Huis De Marentak werd opgetrokken naar een ontwerp in art-nouveaustijl uit 1908 door de architect Flor Van Reeth.
Historiek
In 1908 verbouwde Flor Van Reeth een oude middeleeuwse woning in het centrum van Antwerpen voor Egidius Hubert Godfried Muls (°Neerlanden, 1844), de vader van de letterkundige en jurist Jozef Muls (Antwerpen, 1882-kapellen, 1961), later conservator van het Museum voor Schone Kunsten. De jonge Muls had Van Reeth leren kennen via het project met de Teniersvrienden en hij zocht jong talent voor zijn pas opgerichte tijdschrift Vlaamsche Arbeid. Hij aarzelde niet om hem aan te bevelen aan zijn ouders voor de bouw van hun woning. Oorspronkelijk werd het perceel ingenomen door een traditioneel diephuis, waarvan de trapgevel volgens de bouwtoelating van 1870 vervangen was door een lijstgevel. Na afbraak realiseerde Van Reeth in 1908 een volledig nieuwe woning met voorgevel van natuursteen en interieur in art-nouveaustijl. Aannemer van de werken was Jaak Enzlin gevestigd in de Lamorininièrestraat.
In deze vroege zelfstandige opdracht toont Flor Van Reeth zich als een bijzonder creatief kunstenaar: hij hanteert de art-nouveauvormentaal op een eigen wijze en -in tegenstelling tot vele tijdgenoten- beperkt hij zich niet louter tot een vernieuwende gevelarchitectuur, maar geeft hij de woning een nieuw planconcept om een aangenaam en kunstzinnige woonomgeving te creeëren.
Architectuur
Enkelhuis van drie traveeën en vier bouwlagen onder een pseudo-mansarde met dakkapel. Gevelparement van witte natuursteen op een sokkel van blauwe hardsteen. Registers van rechthoekige deur- en vensteropeningen, voorzien van bewerkte lekdrempels en waterlijsten met ojiefprofiel; bewaard houten schrijnwerk en op de tweede verdieping ijzeren parapetten. Op de lage begane grond met getraliede vensters, zijn de lateien en penanten versierd met een marentakmotief. De als attiek opgevatte derde verdieping onderscheidt zich door vijf gekoppelde vensters met een doorlopende lekdrempel en waterlijst. Uitspringende kroonlijst op modillons. In het gevelontwerp is de volledige zone tussen de bovenste vensters en de kroonlijst bekleed met een figuratieve fries, vermoedelijk uit te voeren in sgraffito of mozaïek.
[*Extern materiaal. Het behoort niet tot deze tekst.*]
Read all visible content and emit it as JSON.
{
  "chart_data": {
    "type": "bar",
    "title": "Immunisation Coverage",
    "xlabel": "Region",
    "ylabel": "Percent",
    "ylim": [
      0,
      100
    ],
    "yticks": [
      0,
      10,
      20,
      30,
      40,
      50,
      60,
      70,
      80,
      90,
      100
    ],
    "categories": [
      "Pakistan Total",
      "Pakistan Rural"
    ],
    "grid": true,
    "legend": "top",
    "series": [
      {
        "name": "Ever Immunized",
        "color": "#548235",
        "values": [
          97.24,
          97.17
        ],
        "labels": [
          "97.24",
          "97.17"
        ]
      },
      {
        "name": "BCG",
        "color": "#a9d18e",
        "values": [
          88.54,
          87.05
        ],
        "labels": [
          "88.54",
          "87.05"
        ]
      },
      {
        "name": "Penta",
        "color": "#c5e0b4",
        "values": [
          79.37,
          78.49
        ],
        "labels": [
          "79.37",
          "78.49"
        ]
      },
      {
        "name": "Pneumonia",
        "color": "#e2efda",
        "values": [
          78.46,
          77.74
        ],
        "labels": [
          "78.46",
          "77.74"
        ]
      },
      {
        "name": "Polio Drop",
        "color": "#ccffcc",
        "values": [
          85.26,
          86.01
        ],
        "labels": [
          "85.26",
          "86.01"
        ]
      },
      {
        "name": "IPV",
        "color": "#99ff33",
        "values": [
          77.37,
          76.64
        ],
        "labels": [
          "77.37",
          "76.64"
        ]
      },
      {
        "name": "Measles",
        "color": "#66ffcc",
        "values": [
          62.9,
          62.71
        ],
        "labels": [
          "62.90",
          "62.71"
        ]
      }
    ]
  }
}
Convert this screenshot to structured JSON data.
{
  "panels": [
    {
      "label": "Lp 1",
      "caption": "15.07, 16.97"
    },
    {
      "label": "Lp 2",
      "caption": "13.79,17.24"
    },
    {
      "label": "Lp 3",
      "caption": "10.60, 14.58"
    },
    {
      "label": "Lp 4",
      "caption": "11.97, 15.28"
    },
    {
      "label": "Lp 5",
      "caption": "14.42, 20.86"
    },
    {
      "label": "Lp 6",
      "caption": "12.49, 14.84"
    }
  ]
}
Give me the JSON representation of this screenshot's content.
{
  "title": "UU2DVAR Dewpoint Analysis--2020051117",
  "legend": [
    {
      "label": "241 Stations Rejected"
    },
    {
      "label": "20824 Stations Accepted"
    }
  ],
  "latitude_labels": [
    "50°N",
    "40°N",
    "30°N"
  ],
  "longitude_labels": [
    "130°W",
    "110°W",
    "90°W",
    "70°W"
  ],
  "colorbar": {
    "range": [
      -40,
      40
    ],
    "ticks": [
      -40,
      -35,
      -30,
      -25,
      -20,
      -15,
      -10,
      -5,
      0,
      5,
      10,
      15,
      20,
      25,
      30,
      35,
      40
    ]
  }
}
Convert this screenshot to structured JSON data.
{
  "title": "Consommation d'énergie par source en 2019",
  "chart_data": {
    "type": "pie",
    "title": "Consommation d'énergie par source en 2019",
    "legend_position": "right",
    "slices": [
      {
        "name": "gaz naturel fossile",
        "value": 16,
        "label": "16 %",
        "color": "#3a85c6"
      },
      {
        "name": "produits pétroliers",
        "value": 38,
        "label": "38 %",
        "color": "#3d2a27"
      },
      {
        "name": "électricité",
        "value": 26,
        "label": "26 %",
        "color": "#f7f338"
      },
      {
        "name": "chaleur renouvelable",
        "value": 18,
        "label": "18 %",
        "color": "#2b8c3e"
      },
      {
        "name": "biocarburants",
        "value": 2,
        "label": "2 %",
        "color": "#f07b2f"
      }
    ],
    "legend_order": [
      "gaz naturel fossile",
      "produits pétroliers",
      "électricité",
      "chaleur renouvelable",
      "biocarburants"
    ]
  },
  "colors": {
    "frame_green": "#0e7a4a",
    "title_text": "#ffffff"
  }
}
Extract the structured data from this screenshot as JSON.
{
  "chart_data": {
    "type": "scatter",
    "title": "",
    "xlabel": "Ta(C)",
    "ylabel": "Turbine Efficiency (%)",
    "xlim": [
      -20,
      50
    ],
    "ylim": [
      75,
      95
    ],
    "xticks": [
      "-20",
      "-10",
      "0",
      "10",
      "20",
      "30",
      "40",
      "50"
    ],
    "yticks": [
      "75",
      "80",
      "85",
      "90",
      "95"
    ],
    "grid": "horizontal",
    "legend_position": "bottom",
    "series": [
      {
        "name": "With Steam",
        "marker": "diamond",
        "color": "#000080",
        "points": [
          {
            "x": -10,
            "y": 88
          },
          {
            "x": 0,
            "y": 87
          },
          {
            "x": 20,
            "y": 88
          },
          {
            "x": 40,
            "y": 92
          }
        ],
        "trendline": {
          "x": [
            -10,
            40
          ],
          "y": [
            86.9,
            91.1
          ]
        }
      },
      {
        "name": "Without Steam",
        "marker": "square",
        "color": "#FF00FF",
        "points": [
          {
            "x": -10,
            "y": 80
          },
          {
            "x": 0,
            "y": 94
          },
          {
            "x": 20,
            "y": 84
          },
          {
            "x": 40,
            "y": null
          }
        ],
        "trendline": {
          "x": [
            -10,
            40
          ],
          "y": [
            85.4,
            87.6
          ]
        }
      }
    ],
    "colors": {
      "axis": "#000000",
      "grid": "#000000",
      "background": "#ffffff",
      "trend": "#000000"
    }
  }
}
Het rijhuis beantwoordt aan de typologie van de bel-etagewoning, die over de volledige breedte wordt opgedeeld door de centrale traphal met bovenlicht. Van Reeth verliet hier bewust de traditionele indeling van de burgerwoning: naast de ruime traphal ligt de praktijkruimte voor Jozef Muls. De keuken ligt achteraan. De bel-etage biedt volgens de bouwplannen ruimte aan het salon en de eetkamer. De traphal met dakkoepel zorgt voor overvloedig licht en een aangenaam ruimtegevoel in alle kamers.
- Stadsarchief Antwerpen, bouwdossiers 1870#247 en 1908#199.
- S.N. 1997: Flor Van Reeth (1884-1975) en zijn vrienden, tentoonstellingscatalogus, Deurne, 29 en 35.